Last week, I attended the Technology, Privacy, and the Future of Education symposium at NYU’s Media, Culture, and Communication department. One panelist, NYU Sociology’s Richard Arum, addressed the impact of technology on education-as-vocation—a subject on which I recommend Sugata Mitra’s self-organized, child-driven pedagogy. The other panelists focused primarily on digital technology’s impact on educational administration. Debates arose around the development of online-only curricula, apps that send parents reports on how late their children arrive to class, and the ethical implications of collecting data on students, including their class participation, web-browsing, eating, sleeping, and exercise habits. Professor Mitchell Stevens of Stanford likened the efforts of tech tycoons—Bill Gates, Mark Zuckerberg, etc.—to remodel twenty-first century education in their industry’s image to the “philanthropic” efforts of Ford, Carnegie, Mellon, and other industrialists to influence twentieth-century education.
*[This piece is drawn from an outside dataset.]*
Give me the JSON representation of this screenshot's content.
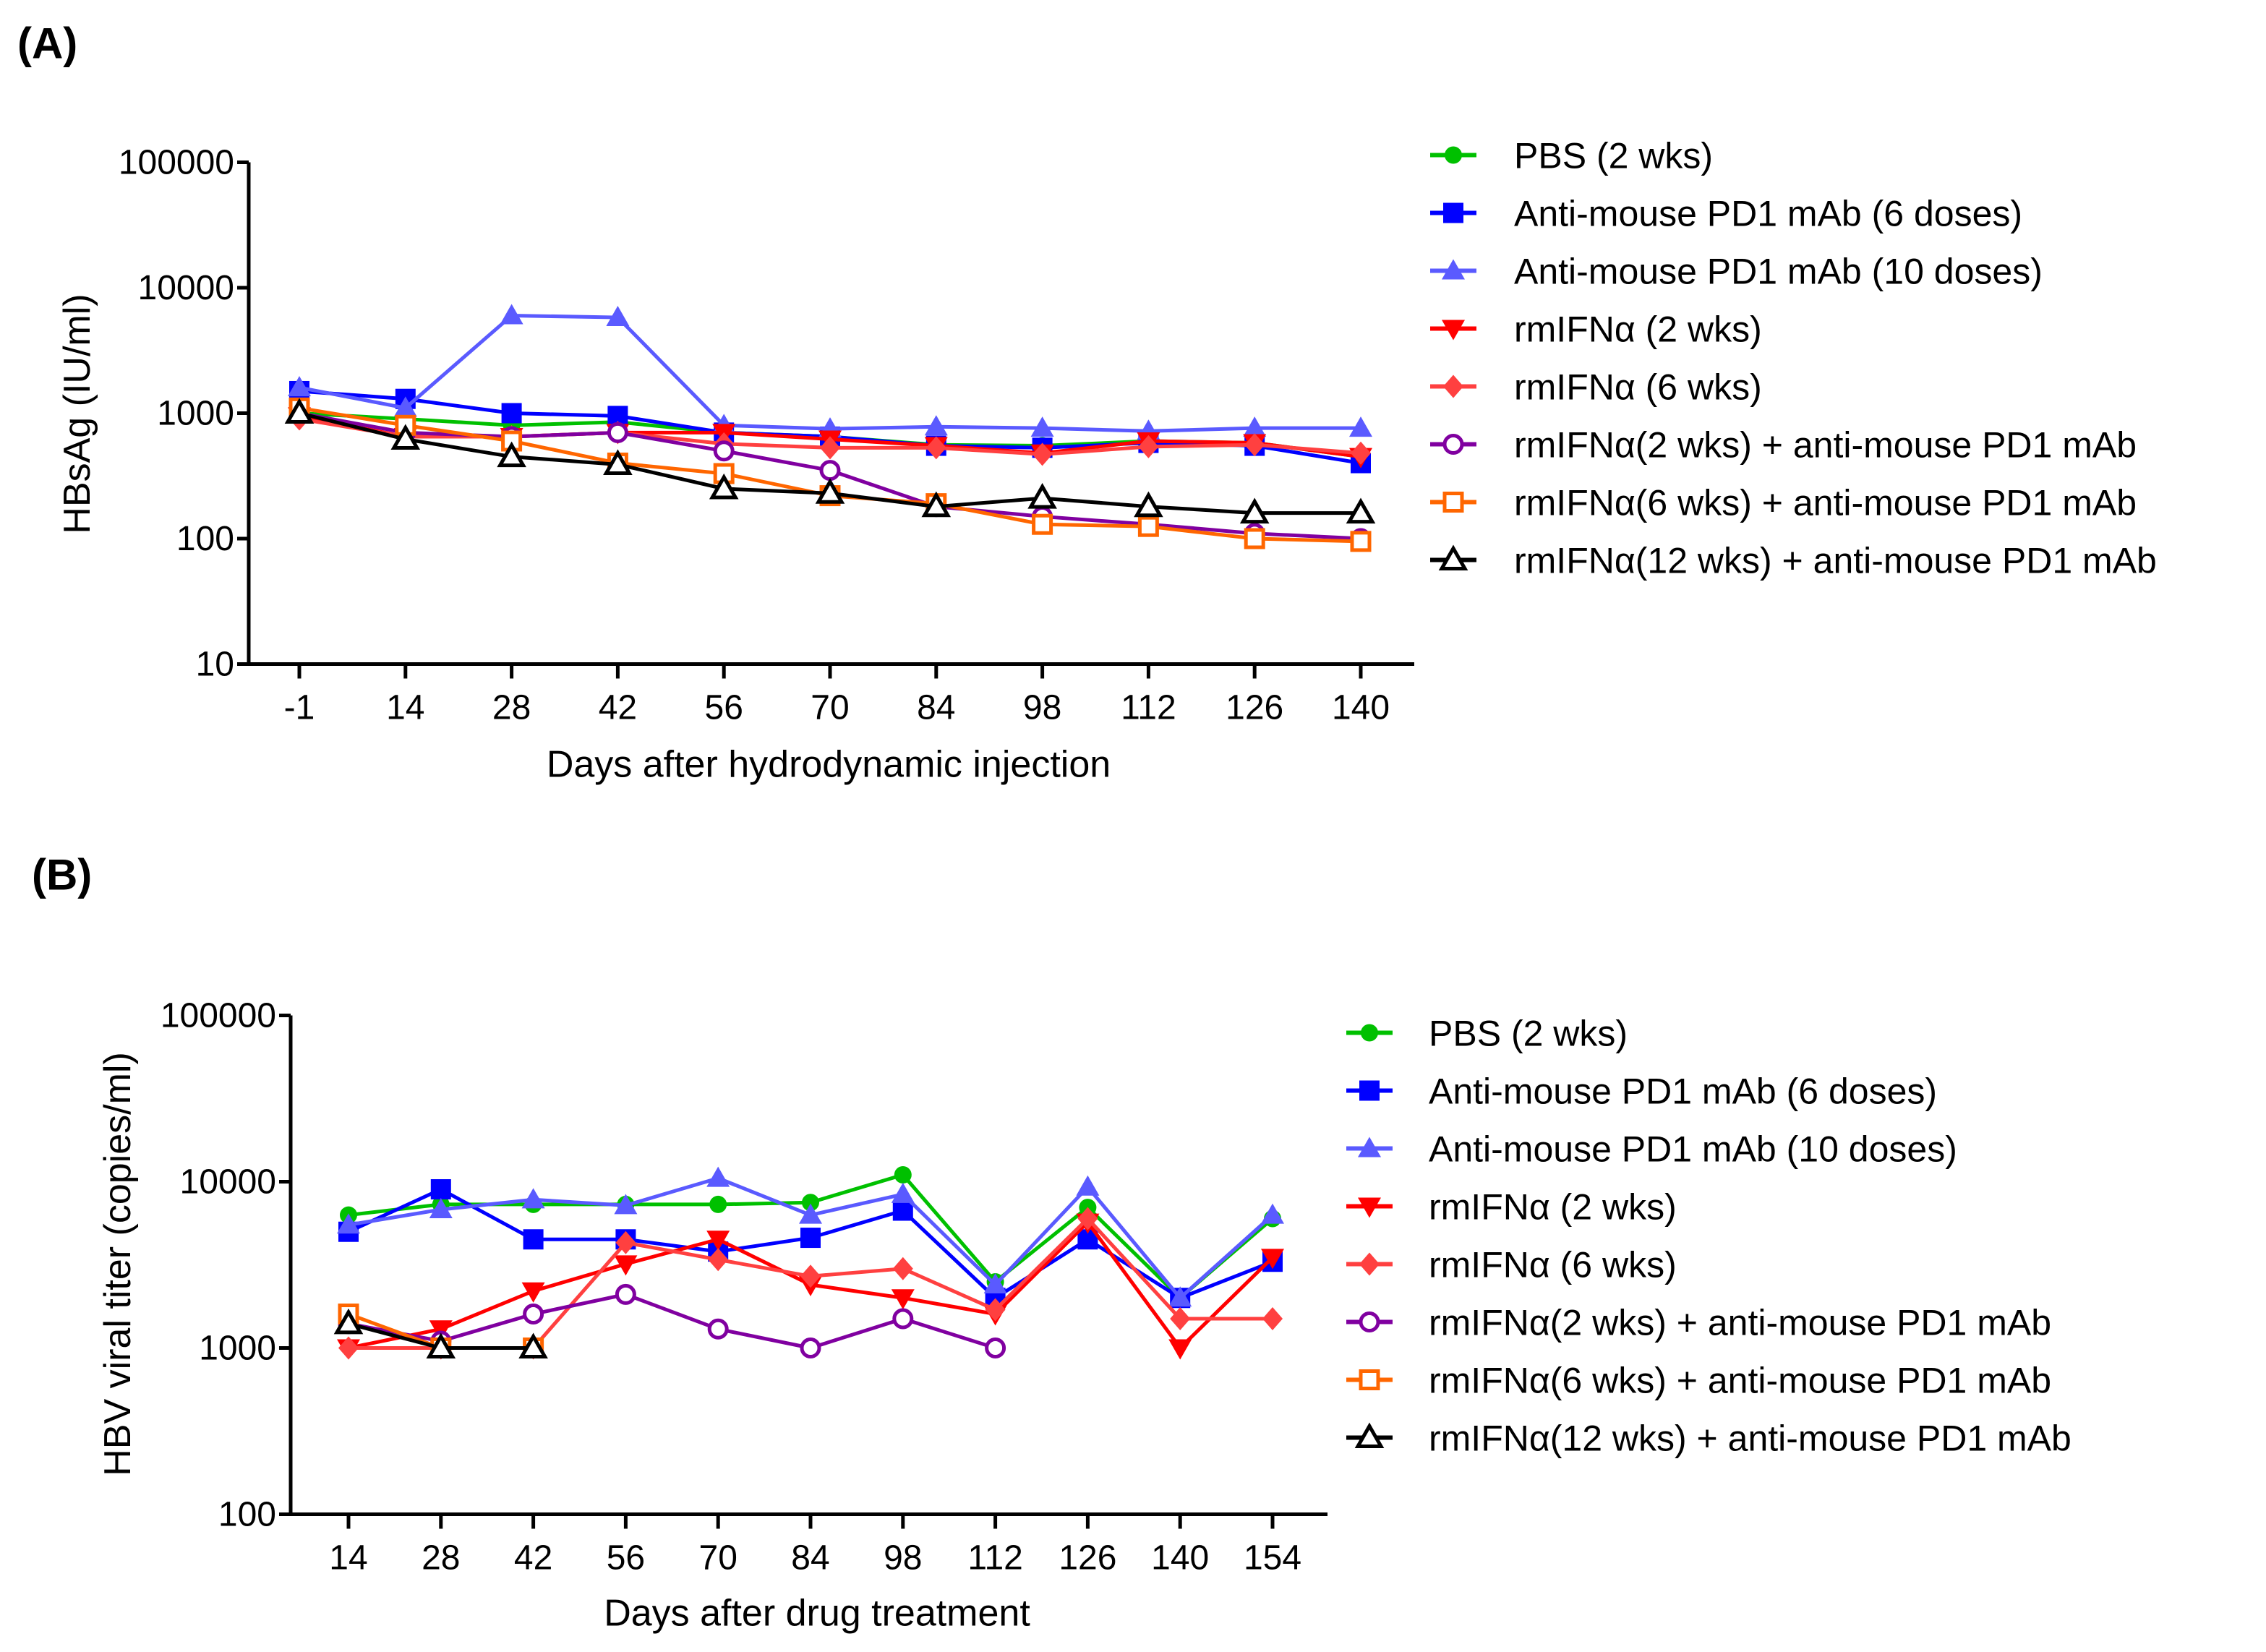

What fascinated me most about the symposium were the arguments of those panelists and audience members opposed to student data-mining. Awareness of historic power imbalances colored these arguments; but far from suggesting solutions to these power imbalances, principled arguments against the use of technology were invoked. Professors’ and administrators’ ability to surveil and evaluate students’ every move was countered by the students’ right to privacy. Nobody considered whether equality could also be achieved by students’ surveillance of professors and administrators. State surveillance of citizens was discussed, but never the suggestion that citizen surveillance of politicians, police, and militaries might significantly reduce corruption, police shootings, and war crimes.
The Luddite mentality reached its logical conclusion when one panelist discussed the transformative power of machines in terms of job destruction. No distinction was made between destroying jobs and eliminating the need for manual labor altogether, in the age of 3D printing, drones, and digital “telepathic” communication.* The ability to outsource manual labor to robots is countered by the right to toil mindlessly for the benefit of the capitalist class.
This discussion reminded me of a lecture I attended a few years ago at the New York Academy of Sciences given by Aubrey de Grey, who suggested that humans may soon achieve immortality. Every audience member who participated in the Q&A rejected de Grey’s ideas based not on scientific grounds, but moral ones—in particular, the argument that immortality would only benefit the privileged. These people, most of them members of the scientific community, could imagine a scientific advancement like immortality more easily than a social advancement toward a non-oppressive world no longer fragmented by nationality, class, race, gender, etc. The achievement of immortality is countered by the right to die.
Science promises humans the power of gods—the ability to see all, to know all, to move objects with the mind, to live forever. Social inequality, however, turns these dreams into nightmares. The solution to power imbalances has never been to smash the machines, but to harness them in the creation of a non-oppressive society. Surveillance, drones, job-killing machines, death-defying medicines—none of these sciences are the problem. The problem, as always, is with our political science.
*For a discussion of ongoing efforts to perfect “telepathy” and “telekinesis,” see Chapters 2-3 of: Kaku, M., (2015). The Future of the Mind: The Scientific Quest to Understand, Enhance, and Empower the Mind. Anchor Books: New York.